Cinéma(ra)t(h)on : J-87
Cinématon 1891-1921 (1998) de Gérard Courant
Loïc Brébant Cinématon n° 1897
Ayant désormais dépassé les 1900 films, je peux désormais l'affirmer : les séries que j'aime le moins dans Cinématon sont celles que le cinéaste a tournées à la chaîne le temps d'une soirée ou d'un événement quelconque. Il peut, bien entendu, y avoir de très beaux portraits dans le lot mais, généralement, je me lasse assez vite du décor unique, des visages interchangeables qui défilent devant la caméra et des modèles n'ayant pas préparé leurs Cinématons et qui ne font, la plupart du temps, rien.
L'étape du jour nous a malheureusement réservé deux soirées parisiennes sans grande originalité. La première, celle du 5 juin 1998 nous a quand même permis de découvrir les visages du grand Yves Frémion (n°1891), auteur de livres remarquables (sur les « Provos » hollandais ou encore ces séries noires écrites sous le pseudonyme de Colonel Durruti) et celui de l'auteur de BD Mézières (n°1894) qui s'exerce pour l'occasion à la pantomime.
La deuxième soirée aura lieu le 10 juin et se révélera encore plus terne. Assis sur un canapé marron et devant un mur jaune, aucun des modèles filmés ne parviendra réellement à tirer son épingle du jeu même si l'artiste vidéo Sabina Ott (n°1905) tente d'aguicher la caméra avec de nombreux clins d’œil et une bouche simulant des baisers et si l'artiste Johaness Zits (n°1907) ôte son t-shirt et offre des attitudes très maniérées aux spectateurs.

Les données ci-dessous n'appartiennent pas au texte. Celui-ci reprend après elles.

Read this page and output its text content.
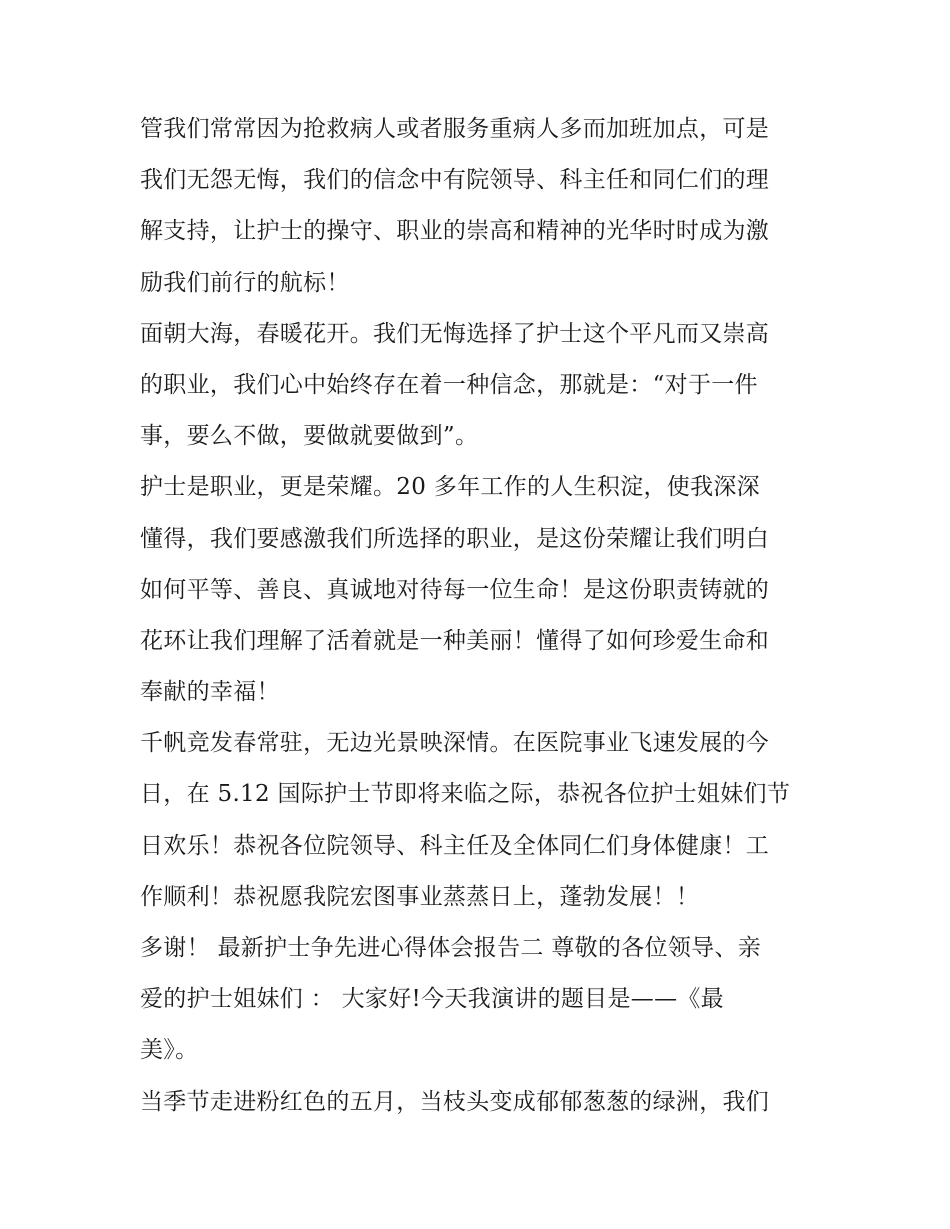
管我们常常因为抢救病人或者服务重病人多而加班加点，可是
我们无怨无悔，我们的信念中有院领导、科主任和同仁们的理
解支持，让护士的操守、职业的崇高和精神的光华时时成为激
励我们前行的航标！
面朝大海，春暖花开。我们无悔选择了护士这个平凡而又崇高
的职业，我们心中始终存在着一种信念，那就是：“对于一件
事，要么不做，要做就要做到”。
护士是职业，更是荣耀。20 多年工作的人生积淀，使我深深
懂得，我们要感激我们所选择的职业，是这份荣耀让我们明白
如何平等、善良、真诚地对待每一位生命！是这份职责铸就的
花环让我们理解了活着就是一种美丽！懂得了如何珍爱生命和
奉献的幸福！
千帆竞发春常驻，无边光景映深情。在医院事业飞速发展的今
日，在 5.12 国际护士节即将来临之际，恭祝各位护士姐妹们节
日欢乐！恭祝各位院领导、科主任及全体同仁们身体健康！工
作顺利！恭祝愿我院宏图事业蒸蒸日上，蓬勃发展！！
多谢！ 最新护士争先进心得体会报告二 尊敬的各位领导、亲
爱的护士姐妹们 ： 大家好!今天我演讲的题目是——《最
美》。
当季节走进粉红色的五月，当枝头变成郁郁葱葱的绿洲，我们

Entre ces deux « séquences », on trouvera néanmoins le Cinématon le plus réussi de l'étape : celui du journaliste Loïc Brébant (n°1897) puisque son portrait a été tourné...sur l'autoroute A 12 ! J'avoue ignorer comment a pu être réalisé ce film. Notre homme se trouve à l'arrière d'un véhicule mais on ne voit pas de pare-brise derrière lui1, juste le flot ininterrompu des automobiles. L'effet produit est très curieux et assez fascinant (on imagine presque une surimpression sauf que le passage sous un tunnel nous prouve la véracité de la scène).
Pas de grosses surprises pour la fin de notre étape mais quelques portraits plaisants. L'écrivain et éditeur Pierre Chalmin (n°1915) se fait filmer de profil et tire sur sa cigarette. Le critique d'art russe Vladimir Perts (n°1918) procède d'une manière déjà-vue (se faire filmer de dos, puis de profil -le droit-, de face pour terminer par le profil gauche) mais avec un bon « timing ». Quant au cinéaste et critique Jean Breschand (n°1919), il reste de marbre et parvient à imposer une stature impressionnante grâce à son abondante chevelure et à la lumière de septembre qui sculpte son visage.
Autre classique de Cinématon : la présentation d'objets à la caméra. Cette fois, c'est l'auteur et dessinateur Yann Rudler (n°1917) qui s'y colle en montrant des figurines de Tintin et diverses bandes dessinées.
Fin 98, Gérard Courant se rend à Bruxelles, probablement parce qu'il y tourne Le journal de Joseph M. Ce séjour débute avec le joli portrait de la jeune Nèle Pigeon (n°1720), fille de la cinéaste Mara Pigeon ; qui, pour l'occasion, essaye toute sorte de chapeaux avec un beau sourire.
Et c'est sur cette note de bonne humeur que se termine notre étape du jour.
1 Dans des cas comme celui-ci, il faut toujours faire confiance à l'intuition féminine puisqu'en posant la question à Estelle, elle a tout de suite deviné qu'il s'agissait de l'arrière d'un car, ce qui paraît évident rétrospectivement (peut-être un camping-car, éventuellement).